Salah satunya adalah Nicolaas Engelhard, Gubernur VOC di wilayah Cirebon hingga Gresik. Ia memperkenalkan sistem tebang pilih dan reboisasi di hutan jati Rembang dan Blora.
Upaya ini ia lakukan bukan atas dasar kesadaran lingkungan, melainkan untuk menjaga keutuhan hutan agar dapat terus dieksploitasi dalam jangka panjang demi keuntungan kas VOC yang menjadi tanggung jawabnya.
Upaya konservasi yang dianggap sebagai bentuk perlindungan alam pertama di Hindia Belanda justru dilakukan oleh Cornelis Chastelein, mantan direktur VOC. Ia mewariskan sebidang tanah seluas 6 hektar di Depok kepada para pekerjanya untuk dijadikan kawasan perlindungan alam (Natuur Reservat).

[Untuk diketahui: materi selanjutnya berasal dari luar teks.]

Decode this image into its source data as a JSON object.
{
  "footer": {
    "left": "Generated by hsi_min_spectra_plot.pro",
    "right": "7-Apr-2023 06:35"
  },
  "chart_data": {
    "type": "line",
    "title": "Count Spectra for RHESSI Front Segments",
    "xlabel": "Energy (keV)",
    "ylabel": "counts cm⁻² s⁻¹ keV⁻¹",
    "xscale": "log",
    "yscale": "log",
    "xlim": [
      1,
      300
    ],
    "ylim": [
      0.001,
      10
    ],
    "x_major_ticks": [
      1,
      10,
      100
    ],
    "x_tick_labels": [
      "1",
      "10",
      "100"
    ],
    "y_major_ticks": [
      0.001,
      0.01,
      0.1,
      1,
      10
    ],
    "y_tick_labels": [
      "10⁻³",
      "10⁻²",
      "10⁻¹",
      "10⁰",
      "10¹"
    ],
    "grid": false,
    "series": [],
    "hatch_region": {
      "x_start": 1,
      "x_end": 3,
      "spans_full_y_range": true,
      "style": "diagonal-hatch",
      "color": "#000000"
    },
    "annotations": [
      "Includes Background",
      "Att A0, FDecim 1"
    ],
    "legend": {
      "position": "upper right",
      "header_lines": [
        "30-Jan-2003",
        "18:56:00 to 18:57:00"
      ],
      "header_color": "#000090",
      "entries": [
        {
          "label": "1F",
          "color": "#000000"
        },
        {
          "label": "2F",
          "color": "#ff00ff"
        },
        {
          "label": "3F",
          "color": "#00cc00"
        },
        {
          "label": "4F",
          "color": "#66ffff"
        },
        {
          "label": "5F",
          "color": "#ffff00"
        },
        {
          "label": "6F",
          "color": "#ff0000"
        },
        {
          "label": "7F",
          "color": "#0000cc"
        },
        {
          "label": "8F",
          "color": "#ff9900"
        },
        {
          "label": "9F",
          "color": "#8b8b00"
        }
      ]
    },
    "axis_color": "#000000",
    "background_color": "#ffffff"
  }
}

Chastelein meminta agar wilayah tersebut ditanami pohon akasia dan dilarang ditebang tanpa ada penggantinya. Tujuannya adalah untuk menjaga keberadaan sumber air di sekitarnya, yang juga penting untuk perkebunan yang ia wariskan. Engelhard telah melakukan tindakan pelestarian, upaya Chastelein dianggap lebih murni dan menjadi tonggak awal perlindungan alam.
3. Eksploitasi Masif Hindia Belanda
Pada masa pemerintah kolonial Hindia Belanda, eksploitasi alam menjadi jauh lebih terstruktur dan intensif. Aktivitas ini dimulai dengan pengalihan manajemen hutan, seperti di wilayah Madiun dan Gunung Kidul, dari kekuasaan raja-raja Jawa ke tangan pemerintah kolonial.
Eksploitasi hutan semakin meningkat pesat pada masa tanam paksa (cultuurstelsel), terutama untuk pembukaan lahan perkebunan dan pembangunan infrastruktur seperti rel kereta api.
Pemerintah kolonial juga mulai memperkenalkan manajemen hutan yang lebih sistematis, termasuk memetakan hutan dan memberikan hak konsesi kepada pihak swasta (hak pemborong hutan), yang orientasinya lebih pada keuntungan ekonomi.
Hal ini terlihat dari perbandingan jumlah hutan eksploitasi yang jauh lebih besar daripada hutan lindung yang baru mereka susun pada tahun 1937.
Selain hutan, perburuan satwa liar juga meningkat tajam dan menjadi lebih terorganisasi. Terdapat tiga penyebab utama: pertama, pembukaan lahan perkebunan memaksa satwa liar masuk ke permukiman dan merusak tanaman; kedua, perburuan menjadi sarana hiburan yang meluas; dan ketiga, beberapa satwa langka memiliki nilai ekonomis tinggi.
Ini terjadi pada perburuan masif Burung Cenderawasih untuk ekspor bulunya ke Eropa, Badak Jawa yang diburu culanya, dan Harimau Jawa yang diburu untuk hiburan, termasuk dalam tradisi Rampokan Macan.